Personalized Production, Non-Genomic Engineering, and Time-Resolved Proteomics of Therapeutic Phages for Biohazardous and Multidrug-Resistant Bacteria

Bacteriophages are potent therapeutics against biohazardous bacteria, which rapidly develop multidrug resistance. However, routine administration of phage therapy is currently hampered by a lack of rapid phage production and efficient bioengineering and characterization capabilities. Thus, we have developed a comprehensive cell-free platform for time-efficient and personalized manufacturing, transient bioengineering, and proteomic characterization of a broad spectrum of phages.

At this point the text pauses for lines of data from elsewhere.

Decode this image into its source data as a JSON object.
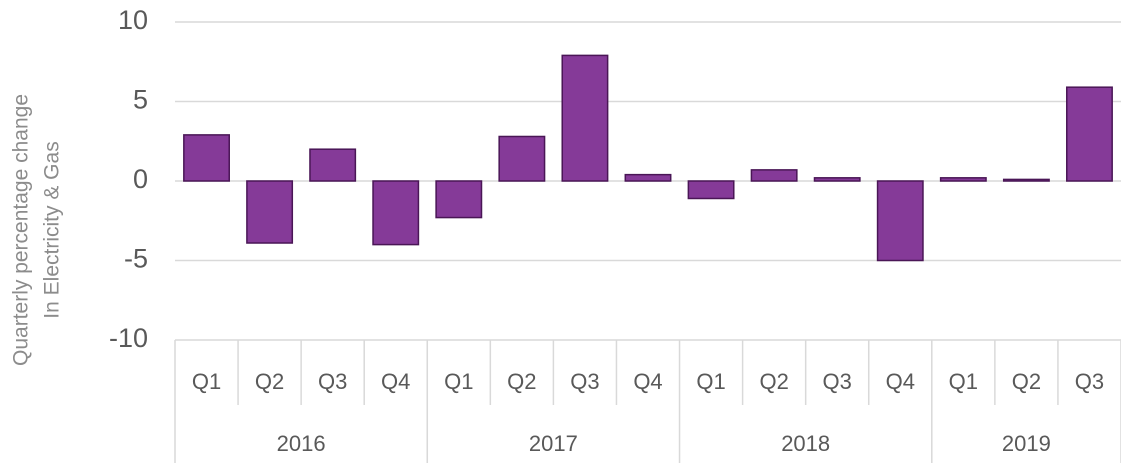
{
  "chart_data": {
    "type": "bar",
    "ylabel": [
      "Quarterly percentage change",
      "In Electricity & Gas"
    ],
    "groups": [
      {
        "label": "2016",
        "categories": [
          "Q1",
          "Q2",
          "Q3",
          "Q4"
        ],
        "values": [
          2.9,
          -3.9,
          2.0,
          -4.0
        ]
      },
      {
        "label": "2017",
        "categories": [
          "Q1",
          "Q2",
          "Q3",
          "Q4"
        ],
        "values": [
          -2.3,
          2.8,
          7.9,
          0.4
        ]
      },
      {
        "label": "2018",
        "categories": [
          "Q1",
          "Q2",
          "Q3",
          "Q4"
        ],
        "values": [
          -1.1,
          0.7,
          0.2,
          -5.0
        ]
      },
      {
        "label": "2019",
        "categories": [
          "Q1",
          "Q2",
          "Q3"
        ],
        "values": [
          0.2,
          0.1,
          5.9
        ]
      }
    ],
    "color": "#853a98",
    "ylim": [
      -10,
      10
    ],
    "yticks": [
      -10,
      -5,
      0,
      5,
      10
    ],
    "grid": true
  }
}
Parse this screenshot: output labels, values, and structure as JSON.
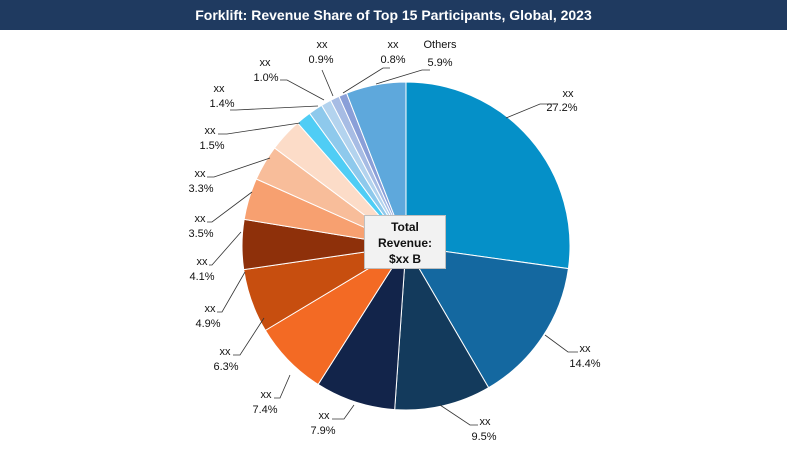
{
  "chart_data": {
    "type": "pie",
    "title": "Forklift: Revenue Share of Top 15 Participants, Global, 2023",
    "center_label": [
      "Total",
      "Revenue:",
      "$xx B"
    ],
    "series": [
      {
        "name": "xx",
        "value": 27.2,
        "label": "27.2%",
        "color": "#0590c8"
      },
      {
        "name": "xx",
        "value": 14.4,
        "label": "14.4%",
        "color": "#1468a0"
      },
      {
        "name": "xx",
        "value": 9.5,
        "label": "9.5%",
        "color": "#133a5c"
      },
      {
        "name": "xx",
        "value": 7.9,
        "label": "7.9%",
        "color": "#12244a"
      },
      {
        "name": "xx",
        "value": 7.4,
        "label": "7.4%",
        "color": "#f36a24"
      },
      {
        "name": "xx",
        "value": 6.3,
        "label": "6.3%",
        "color": "#c74e0f"
      },
      {
        "name": "xx",
        "value": 4.9,
        "label": "4.9%",
        "color": "#8e300a"
      },
      {
        "name": "xx",
        "value": 4.1,
        "label": "4.1%",
        "color": "#f7a070"
      },
      {
        "name": "xx",
        "value": 3.5,
        "label": "3.5%",
        "color": "#f8bd9a"
      },
      {
        "name": "xx",
        "value": 3.3,
        "label": "3.3%",
        "color": "#fcdcc8"
      },
      {
        "name": "xx",
        "value": 1.5,
        "label": "1.5%",
        "color": "#4fcdf5"
      },
      {
        "name": "xx",
        "value": 1.4,
        "label": "1.4%",
        "color": "#8ec9ec"
      },
      {
        "name": "xx",
        "value": 1.0,
        "label": "1.0%",
        "color": "#b3d3ee"
      },
      {
        "name": "xx",
        "value": 0.9,
        "label": "0.9%",
        "color": "#a7bce4"
      },
      {
        "name": "xx",
        "value": 0.8,
        "label": "0.8%",
        "color": "#8a9fd8"
      },
      {
        "name": "Others",
        "value": 5.9,
        "label": "5.9%",
        "color": "#5ea8dc"
      }
    ]
  }
}
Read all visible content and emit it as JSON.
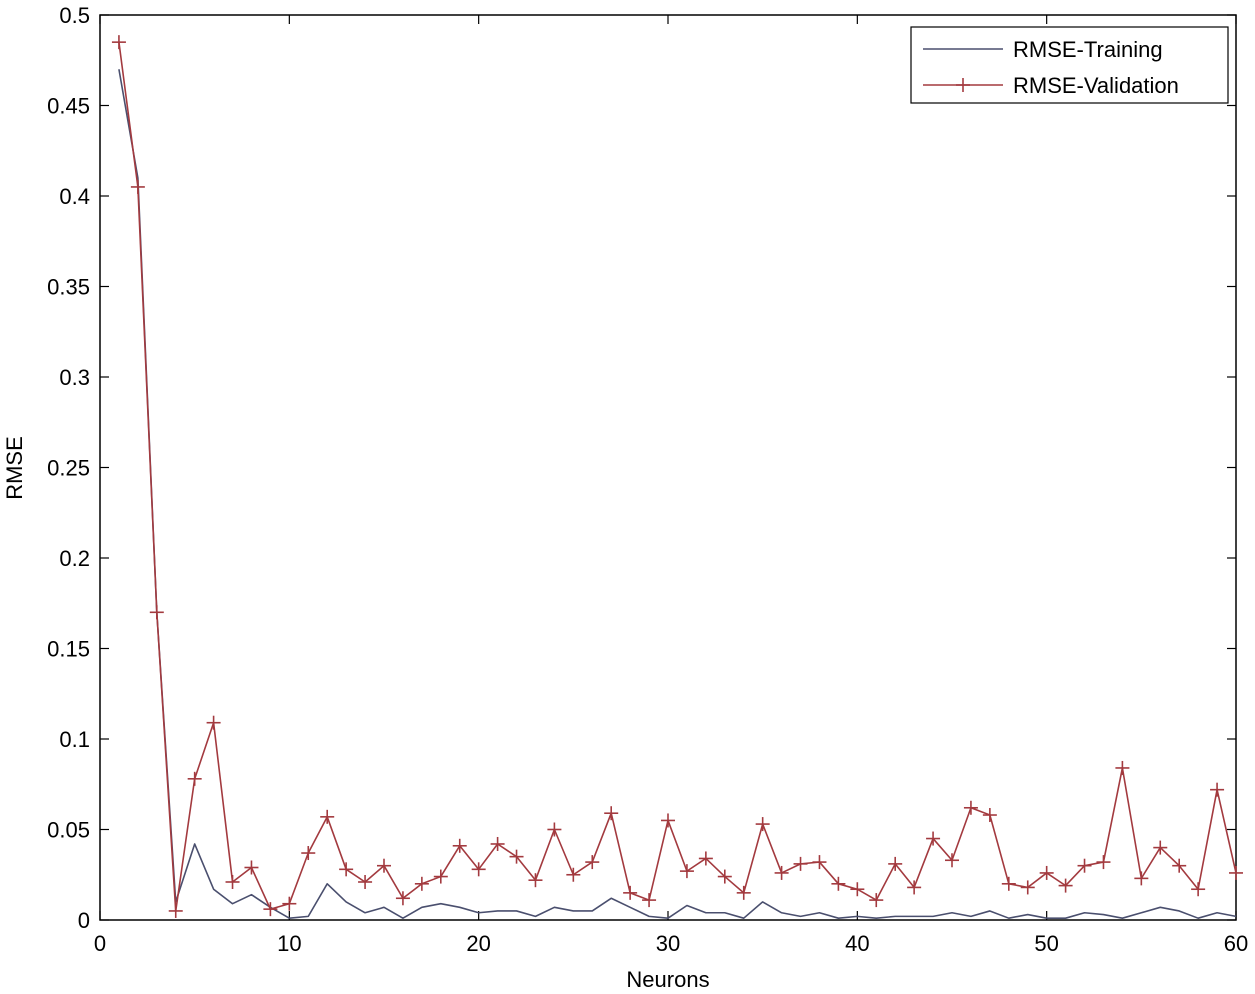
{
  "chart_data": {
    "type": "line",
    "xlabel": "Neurons",
    "ylabel": "RMSE",
    "xlim": [
      0,
      60
    ],
    "ylim": [
      0,
      0.5
    ],
    "xticks": [
      0,
      10,
      20,
      30,
      40,
      50,
      60
    ],
    "yticks": [
      0,
      0.05,
      0.1,
      0.15,
      0.2,
      0.25,
      0.3,
      0.35,
      0.4,
      0.45,
      0.5
    ],
    "ytick_labels": [
      "0",
      "0.05",
      "0.1",
      "0.15",
      "0.2",
      "0.25",
      "0.3",
      "0.35",
      "0.4",
      "0.45",
      "0.5"
    ],
    "grid": false,
    "legend_position": "top-right",
    "x": [
      1,
      2,
      3,
      4,
      5,
      6,
      7,
      8,
      9,
      10,
      11,
      12,
      13,
      14,
      15,
      16,
      17,
      18,
      19,
      20,
      21,
      22,
      23,
      24,
      25,
      26,
      27,
      28,
      29,
      30,
      31,
      32,
      33,
      34,
      35,
      36,
      37,
      38,
      39,
      40,
      41,
      42,
      43,
      44,
      45,
      46,
      47,
      48,
      49,
      50,
      51,
      52,
      53,
      54,
      55,
      56,
      57,
      58,
      59,
      60
    ],
    "series": [
      {
        "name": "RMSE-Training",
        "color": "#4a4f6e",
        "marker": "none",
        "values": [
          0.47,
          0.41,
          0.17,
          0.01,
          0.042,
          0.017,
          0.009,
          0.014,
          0.007,
          0.001,
          0.002,
          0.02,
          0.01,
          0.004,
          0.007,
          0.001,
          0.007,
          0.009,
          0.007,
          0.004,
          0.005,
          0.005,
          0.002,
          0.007,
          0.005,
          0.005,
          0.012,
          0.007,
          0.002,
          0.001,
          0.008,
          0.004,
          0.004,
          0.001,
          0.01,
          0.004,
          0.002,
          0.004,
          0.001,
          0.002,
          0.001,
          0.002,
          0.002,
          0.002,
          0.004,
          0.002,
          0.005,
          0.001,
          0.003,
          0.001,
          0.001,
          0.004,
          0.003,
          0.001,
          0.004,
          0.007,
          0.005,
          0.001,
          0.004,
          0.002
        ]
      },
      {
        "name": "RMSE-Validation",
        "color": "#a33a3f",
        "marker": "+",
        "values": [
          0.485,
          0.405,
          0.17,
          0.005,
          0.078,
          0.109,
          0.021,
          0.029,
          0.006,
          0.009,
          0.037,
          0.057,
          0.028,
          0.021,
          0.03,
          0.012,
          0.02,
          0.024,
          0.041,
          0.028,
          0.042,
          0.035,
          0.022,
          0.05,
          0.025,
          0.032,
          0.059,
          0.015,
          0.011,
          0.055,
          0.027,
          0.034,
          0.024,
          0.015,
          0.053,
          0.026,
          0.031,
          0.032,
          0.02,
          0.017,
          0.011,
          0.031,
          0.018,
          0.045,
          0.033,
          0.062,
          0.058,
          0.02,
          0.018,
          0.026,
          0.019,
          0.03,
          0.032,
          0.084,
          0.023,
          0.04,
          0.03,
          0.017,
          0.072,
          0.026
        ]
      }
    ]
  }
}
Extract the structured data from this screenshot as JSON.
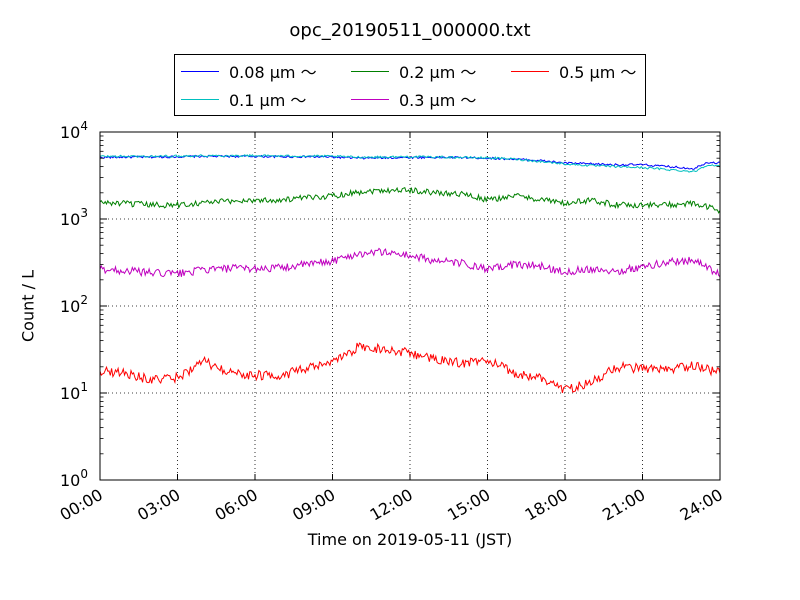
{
  "chart_data": {
    "type": "line",
    "title": "opc_20190511_000000.txt",
    "xlabel": "Time on 2019-05-11 (JST)",
    "ylabel": "Count / L",
    "x_ticks": [
      "00:00",
      "03:00",
      "06:00",
      "09:00",
      "12:00",
      "15:00",
      "18:00",
      "21:00",
      "24:00"
    ],
    "x_range_hours": [
      0,
      24
    ],
    "y_scale": "log",
    "y_range": [
      1,
      10000
    ],
    "y_ticks": [
      {
        "base": "10",
        "exp": "0"
      },
      {
        "base": "10",
        "exp": "1"
      },
      {
        "base": "10",
        "exp": "2"
      },
      {
        "base": "10",
        "exp": "3"
      },
      {
        "base": "10",
        "exp": "4"
      }
    ],
    "grid": true,
    "legend_position": "top",
    "series": [
      {
        "name": "0.08 μm ～",
        "color": "#0000ff",
        "x": [
          0,
          1,
          2,
          3,
          4,
          5,
          6,
          7,
          8,
          9,
          10,
          11,
          12,
          13,
          14,
          15,
          16,
          17,
          18,
          19,
          20,
          21,
          22,
          23,
          23.5,
          24
        ],
        "y": [
          5100,
          5150,
          5150,
          5200,
          5250,
          5250,
          5250,
          5200,
          5200,
          5150,
          5000,
          5050,
          5100,
          5100,
          5100,
          5000,
          4900,
          4700,
          4400,
          4300,
          4200,
          4200,
          4000,
          3800,
          4500,
          4400
        ]
      },
      {
        "name": "0.1 μm ～",
        "color": "#00bfbf",
        "x": [
          0,
          1,
          2,
          3,
          4,
          5,
          6,
          7,
          8,
          9,
          10,
          11,
          12,
          13,
          14,
          15,
          16,
          17,
          18,
          19,
          20,
          21,
          22,
          23,
          23.5,
          24
        ],
        "y": [
          5250,
          5250,
          5250,
          5300,
          5350,
          5350,
          5350,
          5300,
          5300,
          5250,
          5150,
          5150,
          5200,
          5150,
          5100,
          5050,
          4900,
          4600,
          4300,
          4100,
          4000,
          3900,
          3700,
          3500,
          4200,
          4000
        ]
      },
      {
        "name": "0.2 μm ～",
        "color": "#008000",
        "x": [
          0,
          1,
          2,
          3,
          4,
          5,
          6,
          7,
          8,
          9,
          10,
          11,
          12,
          13,
          14,
          15,
          16,
          17,
          18,
          19,
          20,
          21,
          22,
          23,
          24
        ],
        "y": [
          1550,
          1500,
          1450,
          1450,
          1550,
          1600,
          1650,
          1650,
          1750,
          1850,
          2050,
          2150,
          2150,
          2000,
          1950,
          1650,
          1850,
          1700,
          1500,
          1650,
          1450,
          1450,
          1450,
          1500,
          1250
        ]
      },
      {
        "name": "0.3 μm ～",
        "color": "#bf00bf",
        "x": [
          0,
          1,
          2,
          3,
          4,
          5,
          6,
          7,
          8,
          9,
          10,
          11,
          12,
          13,
          14,
          15,
          16,
          17,
          18,
          19,
          20,
          21,
          22,
          23,
          24
        ],
        "y": [
          265,
          255,
          240,
          235,
          260,
          270,
          270,
          275,
          300,
          330,
          400,
          420,
          380,
          330,
          310,
          260,
          300,
          290,
          245,
          270,
          250,
          280,
          320,
          340,
          225
        ]
      },
      {
        "name": "0.5 μm ～",
        "color": "#ff0000",
        "x": [
          0,
          1,
          2,
          3,
          4,
          5,
          6,
          7,
          8,
          9,
          10,
          11,
          12,
          13,
          14,
          15,
          16,
          17,
          18,
          19,
          20,
          21,
          22,
          23,
          24
        ],
        "y": [
          18,
          17,
          14,
          15,
          23,
          17,
          16,
          16,
          19,
          22,
          34,
          32,
          29,
          24,
          22,
          24,
          17,
          15,
          11,
          13,
          20,
          19,
          18,
          21,
          17
        ]
      }
    ]
  }
}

We validated 40  hypothetical proteins, including non-structural proteins, from T7 and CLB-P3 phages using high-resolution mass spectrometry and identified a new late-expressing gene cluster. Just a few microliters of the one-pot reaction produce effective doses of phages against enteroaggregative E. coli (EAEC) and potential biological warfare agents such as Yersinia pestis. By coexpressing suitable host factors, we could extend the range of cell-free phage production to include selective phages targeting gram-positive bacteria. We also introduce a transient, non-genomic phage engineering method, which adds functionalities for only one replication cycle. Finally, we showcase a pipeline for personalized phage therapy of a multidrug-resistant ESKAPE pathogen using a newly isolated and in-vitro produced phage against Klebsiella pneumoniae. We expect our cell-free methodology to enable accelerated reverse and forward phage engineering and the safe and customized production of clinical-grade therapeutic bacteriophages.